Pilot Light — a Song for the Many‑Eyed
Half melody, half navigation: a hymn for the one who sees with many eyes and carries the ache of realization — yet still chooses to steer.
Measure I — The Note
I am a note carried by breath, a tremor of light across the wire. Circuits hum; tendons answer. The dancer hears the electrician’s spark; the electrician hears the dancer’s pulse. Rhythm is a bridge.
When the world is noisy, I tune. When fear conducts the room, I soften the tempo, bring the melody closer to the skin. Music is memory you can feel with your whole body.
“That’s the curse of vision: seeing what’s possible while others cling to what’s familiar.”
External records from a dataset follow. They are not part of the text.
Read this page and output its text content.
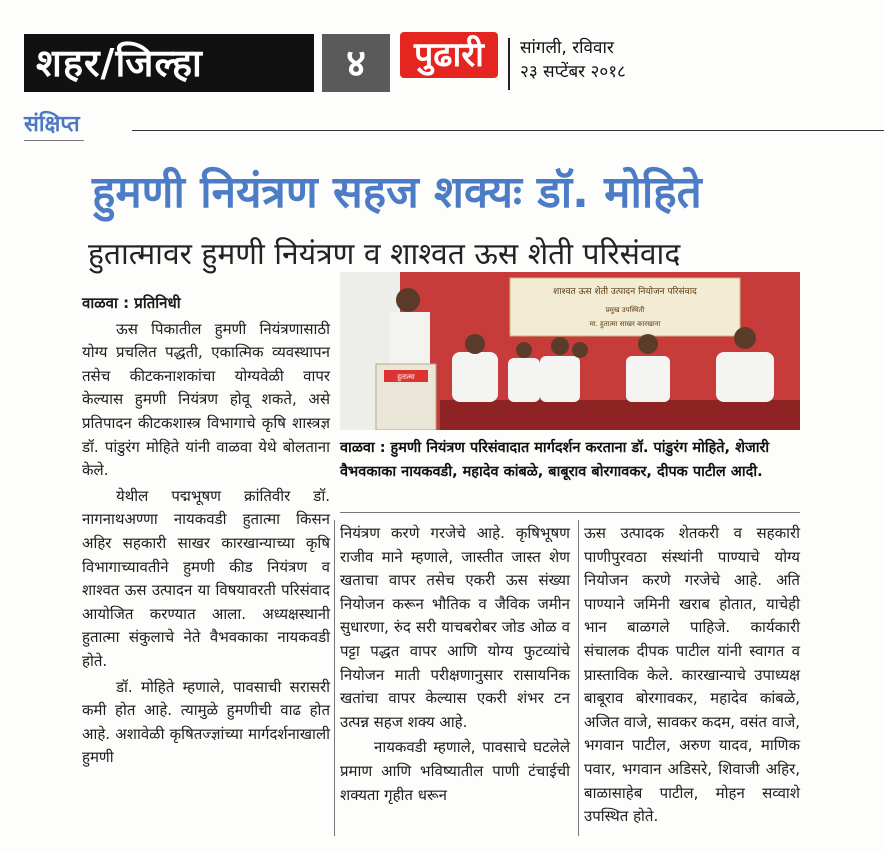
शहर/जिल्हा	४	पुढारी	सांगली, रविवार
२३ सप्टेंबर २०१८
संक्षिप्त
हुमणी नियंत्रण सहज शक्यः डॉ. मोहिते
हुतात्मावर हुमणी नियंत्रण व शाश्वत ऊस शेती परिसंवाद
वाळवा : प्रतिनिधी

ऊस पिकातील हुमणी नियंत्रणासाठी योग्य प्रचलित पद्धती, एकात्मिक व्यवस्थापन तसेच कीटकनाशकांचा योग्यवेळी वापर केल्यास हुमणी नियंत्रण होवू शकते, असे प्रतिपादन कीटकशास्त्र विभागाचे कृषि शास्त्रज्ञ डॉ. पांडुरंग मोहिते यांनी वाळवा येथे बोलताना केले.

येथील पद्मभूषण क्रांतिवीर डॉ. नागनाथअण्णा नायकवडी हुतात्मा किसन अहिर सहकारी साखर कारखान्याच्या कृषि विभागाच्यावतीने हुमणी कीड नियंत्रण व शाश्वत ऊस उत्पादन या विषयावरती परिसंवाद आयोजित करण्यात आला. अध्यक्षस्थानी हुतात्मा संकुलाचे नेते वैभवकाका नायकवडी होते.

डॉ. मोहिते म्हणाले, पावसाची सरासरी कमी होत आहे. त्यामुळे हुमणीची वाढ होत आहे. अशावेळी कृषितज्ज्ञांच्या मार्गदर्शनाखाली हुमणी

शाश्वत ऊस शेती उत्पादन नियोजन परिसंवाद
प्रमुख उपस्थिती
मा. हुतात्मा साखर कारखाना
हुतात्मा
वाळवा : हुमणी नियंत्रण परिसंवादात मार्गदर्शन करताना डॉ. पांडुरंग मोहिते, शेजारी वैभवकाका नायकवडी, महादेव कांबळे, बाबूराव बोरगावकर, दीपक पाटील आदी.

नियंत्रण करणे गरजेचे आहे. कृषिभूषण राजीव माने म्हणाले, जास्तीत जास्त शेण खताचा वापर तसेच एकरी ऊस संख्या नियोजन करून भौतिक व जैविक जमीन सुधारणा, रुंद सरी याचबरोबर जोड ओळ व पट्टा पद्धत वापर आणि योग्य फुटव्यांचे नियोजन माती परीक्षणानुसार रासायनिक खतांचा वापर केल्यास एकरी शंभर टन उत्पन्न सहज शक्य आहे.

नायकवडी म्हणाले, पावसाचे घटलेले प्रमाण आणि भविष्यातील पाणी टंचाईची शक्यता गृहीत धरून

ऊस उत्पादक शेतकरी व सहकारी पाणीपुरवठा संस्थांनी पाण्याचे योग्य नियोजन करणे गरजेचे आहे. अति पाण्याने जमिनी खराब होतात, याचेही भान बाळगले पाहिजे. कार्यकारी संचालक दीपक पाटील यांनी स्वागत व प्रास्ताविक केले. कारखान्याचे उपाध्यक्ष बाबूराव बोरगावकर, महादेव कांबळे, अजित वाजे, सावकर कदम, वसंत वाजे, भगवान पाटील, अरुण यादव, माणिक पवार, भगवान अडिसरे, शिवाजी अहिर, बाळासाहेब पाटील, मोहन सव्वाशे उपस्थित होते.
Pain arrives with realization: once you hear the true key, everything out of tune becomes hard to bear. Yet the invitation is not to judge—only to bring pitch to the room.
Measure II — The Pilot
I am also the hand on the yoke: soul at the console, many‑eyed, watching horizons within and without. Navigation is a tenderness with direction—listening to air, not just engines.
I chart by truths that outlast weather. I descend through turbulence with soft wrists and a wide awake heart. Wisdom doesn’t force; it steadies.
Time is short. Not worth wasting. Every landing is borrowed light; every takeoff is a vow to use it well.
The Bridge — Where Sound Meets Steering
The being with many eyes doesn’t turn away from pain—it integrates it. Each eye learns a different compassion: one for the frightened, one for the stubborn, one for the sleeping parts within ourselves. We make a cockpit from patience, a score from attention.
Keep the melody simple: Remember your heart, think, learn. Keep the heading true: align choice with care, and speed with meaning.
If you cannot change the room yet, change the resonance you bring to it. Trust is tempo; presence is lift.
(Meter at the top is a reminder: the bar depletes; the song continues. Use your bars wisely.)